Pub Date: May 15th, 2018
ISBN: 978-0-7783-30738
Publisher: Park Row Books

As the world falls apart around them, orphaned twins Virginia and Tommy trek across the country to witness the launch of a rocket, hoping to find life while fleeing the draft for a war almost certain to bring death.

After their parents died when they were 5, Tommy and Virginia refused to be separated. Virginia is blessed and cursed with the ability to remember everything she experiences, completely and forever—“I don’t forget any of it. Not a single moment. I carry all of it inside of me”—and in a series of letters her father wrote to them before he died, he told them to take care of each other, a responsibility they take seriously. However, the world is in crisis. A mysterious disease is causing the elderly to fall into a sleep they never wake from, and a global war is decimating the young. When Tommy receives a draft notice, Virginia decides that before he goes to war, they’ll travel to Florida to watch the launch of a spacecraft bound for Europa, one of the moons of Jupiter, which may harbor life. Their father was obsessed with Europa, and now, convinced her brother will die, Virginia resolves to take the trip as their last family memory.
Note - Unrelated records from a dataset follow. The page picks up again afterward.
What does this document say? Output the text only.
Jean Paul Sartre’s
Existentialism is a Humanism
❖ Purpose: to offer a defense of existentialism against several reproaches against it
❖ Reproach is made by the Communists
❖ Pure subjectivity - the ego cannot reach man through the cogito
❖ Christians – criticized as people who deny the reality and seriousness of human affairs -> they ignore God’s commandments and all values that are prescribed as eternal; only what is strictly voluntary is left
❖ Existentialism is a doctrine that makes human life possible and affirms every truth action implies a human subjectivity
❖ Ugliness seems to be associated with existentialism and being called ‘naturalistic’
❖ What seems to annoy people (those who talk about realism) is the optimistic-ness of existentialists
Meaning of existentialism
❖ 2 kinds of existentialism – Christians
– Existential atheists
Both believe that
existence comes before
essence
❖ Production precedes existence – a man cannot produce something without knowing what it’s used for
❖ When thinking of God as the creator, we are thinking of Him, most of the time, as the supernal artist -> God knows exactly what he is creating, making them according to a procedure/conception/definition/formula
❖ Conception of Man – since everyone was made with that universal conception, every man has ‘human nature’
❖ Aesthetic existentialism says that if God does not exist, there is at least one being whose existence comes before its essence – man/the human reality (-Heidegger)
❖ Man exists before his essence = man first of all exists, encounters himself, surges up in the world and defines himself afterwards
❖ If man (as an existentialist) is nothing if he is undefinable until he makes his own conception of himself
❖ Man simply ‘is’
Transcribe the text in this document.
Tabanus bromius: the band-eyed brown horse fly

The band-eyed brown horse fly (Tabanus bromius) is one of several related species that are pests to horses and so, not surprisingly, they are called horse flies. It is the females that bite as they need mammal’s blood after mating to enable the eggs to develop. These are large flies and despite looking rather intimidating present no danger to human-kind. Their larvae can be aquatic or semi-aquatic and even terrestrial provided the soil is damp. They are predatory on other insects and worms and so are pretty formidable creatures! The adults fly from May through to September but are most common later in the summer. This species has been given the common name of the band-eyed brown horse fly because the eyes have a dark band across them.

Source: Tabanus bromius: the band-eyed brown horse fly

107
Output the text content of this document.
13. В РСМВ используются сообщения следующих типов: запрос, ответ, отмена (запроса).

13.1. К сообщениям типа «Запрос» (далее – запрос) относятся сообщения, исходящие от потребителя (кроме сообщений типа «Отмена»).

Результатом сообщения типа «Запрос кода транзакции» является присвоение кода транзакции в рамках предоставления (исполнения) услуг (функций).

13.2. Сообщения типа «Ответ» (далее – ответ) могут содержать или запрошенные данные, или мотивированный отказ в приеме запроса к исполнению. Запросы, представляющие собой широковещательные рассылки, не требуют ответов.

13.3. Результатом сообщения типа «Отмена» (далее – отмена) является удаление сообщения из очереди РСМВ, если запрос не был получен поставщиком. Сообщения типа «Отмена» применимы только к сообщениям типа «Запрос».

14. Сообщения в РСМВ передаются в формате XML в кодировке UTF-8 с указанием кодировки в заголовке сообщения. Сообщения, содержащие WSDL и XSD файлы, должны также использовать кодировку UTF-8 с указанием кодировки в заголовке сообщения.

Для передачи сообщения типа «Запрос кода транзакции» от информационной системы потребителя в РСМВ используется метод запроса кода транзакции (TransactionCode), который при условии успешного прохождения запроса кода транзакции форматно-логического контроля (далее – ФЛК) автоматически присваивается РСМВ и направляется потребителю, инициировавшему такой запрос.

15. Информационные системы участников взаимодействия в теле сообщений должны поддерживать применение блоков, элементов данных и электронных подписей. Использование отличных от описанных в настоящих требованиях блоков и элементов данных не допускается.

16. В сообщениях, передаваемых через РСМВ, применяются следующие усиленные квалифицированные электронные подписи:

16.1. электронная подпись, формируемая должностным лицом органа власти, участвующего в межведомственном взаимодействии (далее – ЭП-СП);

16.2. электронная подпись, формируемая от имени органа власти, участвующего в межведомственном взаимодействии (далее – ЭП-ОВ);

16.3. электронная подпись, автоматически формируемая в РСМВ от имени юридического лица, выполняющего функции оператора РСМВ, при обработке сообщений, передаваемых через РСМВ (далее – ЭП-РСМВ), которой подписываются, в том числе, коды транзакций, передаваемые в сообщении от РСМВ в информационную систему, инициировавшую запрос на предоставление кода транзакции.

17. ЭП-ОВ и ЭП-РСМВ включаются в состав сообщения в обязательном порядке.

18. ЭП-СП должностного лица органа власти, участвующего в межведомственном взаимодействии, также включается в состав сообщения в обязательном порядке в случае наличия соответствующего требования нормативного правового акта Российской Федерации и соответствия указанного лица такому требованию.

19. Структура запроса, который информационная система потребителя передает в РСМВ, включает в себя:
Their foster father, a policeman, is equally determined to bring Tommy back for his military duty. Along the way, the twins will discover beauty, betrayal, danger, goodwill—and the positives and negatives of their devotion to each other. Mott (The Wonder of All Things, 2014, etc.) brings his lyrical writing and soulful insight to another end-of-the-world-as-we-know-it storyline, but this one lacks the graceful cohesion and poetic wonder he brought to his first two titles.

Beautifully written and touching on some fascinating ideas, but the journey feels disjointed and languid.